Owners of ponds, especially shallow, ornamental garden ponds filled with expensive fish, usually dread the sight of a heron. These beautiful birds can quickly decimate a pond's fish population. For owners of ponds stocked with expensive Koi fish, this can be a real hit to the wallet, as some of these fish are worth hundreds, sometimes even thousands of dollars. Encouraging a heron to move on, therefore, can become a top priority for a pond owner.
Patrol your pond on a regular basis. Herons are shy birds that prefer to hunt unnoticed. If you make it a regular practice to scare herons away from your pond, they may eventually look for a quieter body of water to frequent.
Add rock features, such as underwater ledges, or vegetation, such as water lilies, that your fish can hide under.
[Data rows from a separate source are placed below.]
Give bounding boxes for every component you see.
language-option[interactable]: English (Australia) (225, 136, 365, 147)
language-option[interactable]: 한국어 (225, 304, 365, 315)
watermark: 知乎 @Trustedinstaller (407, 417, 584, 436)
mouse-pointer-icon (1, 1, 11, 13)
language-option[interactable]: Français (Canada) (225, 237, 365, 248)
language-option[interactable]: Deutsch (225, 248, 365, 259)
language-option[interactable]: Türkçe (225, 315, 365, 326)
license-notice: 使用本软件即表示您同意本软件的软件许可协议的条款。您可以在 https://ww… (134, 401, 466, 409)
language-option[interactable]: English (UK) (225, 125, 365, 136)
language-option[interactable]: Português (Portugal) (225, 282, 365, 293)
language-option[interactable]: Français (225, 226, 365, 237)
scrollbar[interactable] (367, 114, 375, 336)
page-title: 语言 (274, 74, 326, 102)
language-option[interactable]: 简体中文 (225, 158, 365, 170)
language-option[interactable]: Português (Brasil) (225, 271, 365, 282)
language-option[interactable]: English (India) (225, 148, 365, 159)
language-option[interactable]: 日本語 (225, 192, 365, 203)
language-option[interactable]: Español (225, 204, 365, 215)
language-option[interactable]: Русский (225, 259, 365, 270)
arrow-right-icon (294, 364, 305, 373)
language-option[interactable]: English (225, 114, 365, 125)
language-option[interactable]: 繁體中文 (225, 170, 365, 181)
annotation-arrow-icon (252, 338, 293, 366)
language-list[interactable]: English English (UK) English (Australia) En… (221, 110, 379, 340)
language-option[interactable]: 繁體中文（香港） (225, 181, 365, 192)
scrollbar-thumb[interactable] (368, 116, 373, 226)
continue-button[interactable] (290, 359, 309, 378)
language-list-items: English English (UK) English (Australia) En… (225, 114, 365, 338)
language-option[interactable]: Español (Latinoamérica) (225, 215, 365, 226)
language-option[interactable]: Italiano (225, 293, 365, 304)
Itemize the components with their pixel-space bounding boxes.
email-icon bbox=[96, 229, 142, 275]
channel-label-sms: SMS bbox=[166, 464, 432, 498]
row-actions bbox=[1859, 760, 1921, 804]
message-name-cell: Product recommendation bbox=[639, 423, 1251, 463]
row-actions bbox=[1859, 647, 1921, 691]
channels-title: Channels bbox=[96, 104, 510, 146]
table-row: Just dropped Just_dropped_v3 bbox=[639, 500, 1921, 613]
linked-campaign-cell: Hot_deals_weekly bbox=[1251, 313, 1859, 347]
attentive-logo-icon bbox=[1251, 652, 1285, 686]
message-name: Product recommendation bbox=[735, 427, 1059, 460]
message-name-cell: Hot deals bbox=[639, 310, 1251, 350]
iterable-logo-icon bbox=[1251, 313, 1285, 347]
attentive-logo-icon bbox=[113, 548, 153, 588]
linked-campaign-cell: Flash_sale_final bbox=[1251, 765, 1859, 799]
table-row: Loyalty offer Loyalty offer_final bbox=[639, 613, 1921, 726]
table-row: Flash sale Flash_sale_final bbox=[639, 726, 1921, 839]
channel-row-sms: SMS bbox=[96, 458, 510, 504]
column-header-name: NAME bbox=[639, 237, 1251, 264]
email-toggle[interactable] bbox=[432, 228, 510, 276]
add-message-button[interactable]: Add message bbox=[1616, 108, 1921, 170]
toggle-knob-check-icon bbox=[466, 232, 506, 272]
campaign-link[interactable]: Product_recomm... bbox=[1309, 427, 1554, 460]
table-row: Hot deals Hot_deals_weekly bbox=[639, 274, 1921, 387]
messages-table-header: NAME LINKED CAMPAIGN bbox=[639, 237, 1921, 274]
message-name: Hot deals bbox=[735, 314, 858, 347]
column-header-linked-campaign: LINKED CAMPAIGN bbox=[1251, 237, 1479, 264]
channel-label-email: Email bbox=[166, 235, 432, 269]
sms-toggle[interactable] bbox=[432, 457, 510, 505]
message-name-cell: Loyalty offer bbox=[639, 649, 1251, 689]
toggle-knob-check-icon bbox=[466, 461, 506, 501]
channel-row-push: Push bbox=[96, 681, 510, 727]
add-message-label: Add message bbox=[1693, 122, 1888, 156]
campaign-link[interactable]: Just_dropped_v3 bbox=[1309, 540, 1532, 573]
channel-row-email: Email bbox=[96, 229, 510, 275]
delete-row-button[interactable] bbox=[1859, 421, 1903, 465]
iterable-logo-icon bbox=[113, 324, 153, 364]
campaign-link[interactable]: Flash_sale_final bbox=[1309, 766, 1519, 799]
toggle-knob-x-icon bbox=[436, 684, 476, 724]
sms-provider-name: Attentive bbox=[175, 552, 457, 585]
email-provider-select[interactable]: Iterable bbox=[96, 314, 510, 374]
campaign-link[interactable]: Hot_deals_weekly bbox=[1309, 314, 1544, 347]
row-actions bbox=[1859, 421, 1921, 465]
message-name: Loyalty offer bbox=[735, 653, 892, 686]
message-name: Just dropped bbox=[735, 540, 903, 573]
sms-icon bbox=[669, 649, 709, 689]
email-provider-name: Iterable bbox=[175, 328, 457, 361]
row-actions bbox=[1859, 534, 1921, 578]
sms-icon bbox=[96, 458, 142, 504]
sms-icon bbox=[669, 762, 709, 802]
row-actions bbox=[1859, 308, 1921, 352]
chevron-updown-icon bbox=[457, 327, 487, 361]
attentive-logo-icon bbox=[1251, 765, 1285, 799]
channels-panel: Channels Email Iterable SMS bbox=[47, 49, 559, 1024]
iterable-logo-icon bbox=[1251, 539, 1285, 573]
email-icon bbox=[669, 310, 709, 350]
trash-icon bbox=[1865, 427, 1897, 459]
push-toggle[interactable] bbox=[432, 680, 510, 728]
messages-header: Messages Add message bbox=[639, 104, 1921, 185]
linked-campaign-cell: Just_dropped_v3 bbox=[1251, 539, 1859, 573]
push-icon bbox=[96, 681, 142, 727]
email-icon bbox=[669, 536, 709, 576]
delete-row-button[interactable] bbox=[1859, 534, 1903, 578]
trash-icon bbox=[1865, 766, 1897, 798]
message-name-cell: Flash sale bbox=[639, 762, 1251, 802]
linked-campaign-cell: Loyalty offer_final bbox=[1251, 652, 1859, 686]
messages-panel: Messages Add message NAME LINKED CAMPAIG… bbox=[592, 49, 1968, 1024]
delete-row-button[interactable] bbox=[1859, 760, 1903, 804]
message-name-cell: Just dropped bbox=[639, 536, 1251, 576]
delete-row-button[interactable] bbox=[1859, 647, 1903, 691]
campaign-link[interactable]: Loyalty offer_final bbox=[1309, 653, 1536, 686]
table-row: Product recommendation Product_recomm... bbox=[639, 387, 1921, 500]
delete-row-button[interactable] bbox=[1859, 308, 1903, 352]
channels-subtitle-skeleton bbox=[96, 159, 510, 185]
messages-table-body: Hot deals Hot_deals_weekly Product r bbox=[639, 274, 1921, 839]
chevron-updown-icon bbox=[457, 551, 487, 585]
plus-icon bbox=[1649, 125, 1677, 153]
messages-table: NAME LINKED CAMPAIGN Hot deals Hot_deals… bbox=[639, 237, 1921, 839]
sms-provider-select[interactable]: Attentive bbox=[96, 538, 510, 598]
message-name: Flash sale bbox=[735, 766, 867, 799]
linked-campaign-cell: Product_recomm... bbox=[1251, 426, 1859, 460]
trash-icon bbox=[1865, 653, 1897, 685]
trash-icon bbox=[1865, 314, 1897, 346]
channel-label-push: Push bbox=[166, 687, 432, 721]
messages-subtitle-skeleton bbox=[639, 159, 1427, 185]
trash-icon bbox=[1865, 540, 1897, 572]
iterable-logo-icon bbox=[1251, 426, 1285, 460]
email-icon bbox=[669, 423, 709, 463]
Add spots in your pond that are at least 3 feet deep, as herons cannot fish in water that deep. If a heron cannot find food, it will look for other bodies of water in which to fish.
Place a net over your pond. If you have a relatively small ornamental pond, you may be able to cover it entirely with a protective netting.
Set a motion-activated sprinkler or two that will blast the bird with water as it approaches your pond. Motion-activated devices that make sounds can also be used to scare away herons.
Place a heron decoy or fake heron in or near your pond. Herons tend to be territorial and will usually not fish where another heron is present.
Add a floating fake alligator to your pond, which may also scare away a heron.
Plant high brush or bushes around your pond. Herons prefer to hunt where they have a clear view of any predators that may be approaching.